[MD] Sociability Re-examined

ARLO JAMES BENSINGER JR ajb102 at psu.edu
Mon Aug 25 18:02:34 PDT 2014


[Craig]
Consider a lion pride where the lionesses hunt & bring the catch back to the male lion to eat first. This is social (in the sense that ants & bees are social insects but moths aren't).

[Arlo]
Not according to my view, not according to Tomasello's view. Sociality requires purposeful, semiotic, mediated activity. What you are describing is instinctual. Think of it this way, have you ever seen a lioness and a lion argue about who's going out to make the kill? Again, the "shared attention" of Tomasello (I really wish you'd read it to help avoid these misconceptions) is biological, but it is the first 'step' up the ladder to sociality. Sociality is not instinct, and it is not instinctual coordination. It is not responding to pheromone trails. 

[Craig]
But Pirsig does not consider it 3rd level because it lacks something that on earth only human interaction has.

[Arlo]
Ultimately, I believe, this is an untenable proposition. If you make the jump from biology to sociality so extreme as to include 'only humans', you can't account for the transition at all. Its just some magical thing that appears out of nowhere on top of human physiology. 

What Tomasello offers is an ability to define not only human behavior as social, but to account for the border, and to provide a language for talking about ALL social patterns. So far, it is the most comprehensive lens for talking about social patterns because it applies as equally and as correctly to the earliest human dyads as well as the most complex human cities.

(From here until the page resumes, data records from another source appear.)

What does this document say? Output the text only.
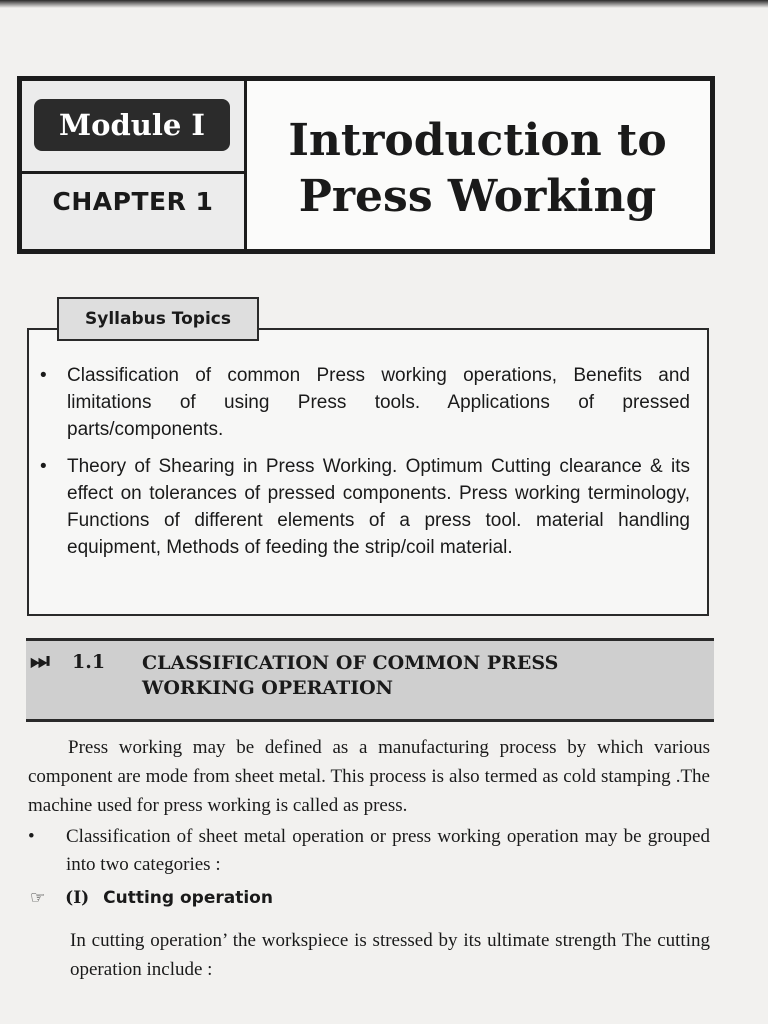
Module I
CHAPTER 1
Introduction to
Press Working
Syllabus Topics
• Classification of common Press working operations, Benefits and limitations of using Press tools. Applications of pressed parts/components.
• Theory of Shearing in Press Working. Optimum Cutting clearance & its effect on tolerances of pressed components. Press working terminology, Functions of different elements of a press tool. material handling equipment, Methods of feeding the strip/coil material.
⏭ 1.1 CLASSIFICATION OF COMMON PRESS
WORKING OPERATION

Press working may be defined as a manufacturing process by which various component are mode from sheet metal. This process is also termed as cold stamping .The machine used for press working is called as press.

•	Classification of sheet metal operation or press working operation may be grouped into two categories :
☞ (I) Cutting operation

In cutting operation’ the workspiece is stressed by its ultimate strength The cutting operation include :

But, of course, I freely admit Tomasello introduces non-human social behavior, but again, this is not any coordinated animal behavior, only that which (1) is built of the recognition of the 'other' as a similar agenic being, and (2) is mediated and purposeful. Only a very small strata of (mostly) primate behavior even touches upon this, and even then we are talking (in the MOQ) about simple social patterns very near the bio/socio border. Modern human social activity is, of course, highly evolved social patterns that, in turn, border the socio/intellectual divide.

[Craig]
That is, is there an example of humans acting in a social manner but which is not on the 3rd level? 

[Arlo]
All 'social' behavior is 3rd level. If you are going to define a 'social level' that does not include all 'social' patterns, then you're off on a track that I have little interest in. Are there 'biological' behaviors that are not 2nd level? Inorganic behavior that is not 1st level? That's just getting quite absurd, IMO.

[Craig]
If so, then we could consider what would need to change to make it a case of the 3rd level.

[Arlo]
All the thoughts I've introduced require nothing to change, other than admitting some rudimentary or proto non-human sociality near the bio/socio divide. Other than that, shared attention, and "activity" (again, in the Russian sense of agenic, purposeful, semiotic, mediated) allows us a lens to understand sociality without resorting to all kinds of illogical or absurd leaps. It is supported by archeology, by anthropology, by evolutionary physiology, it explains not just ontogeny (growth and maturation of the child) but also phylogeny (growth and evolution of the species).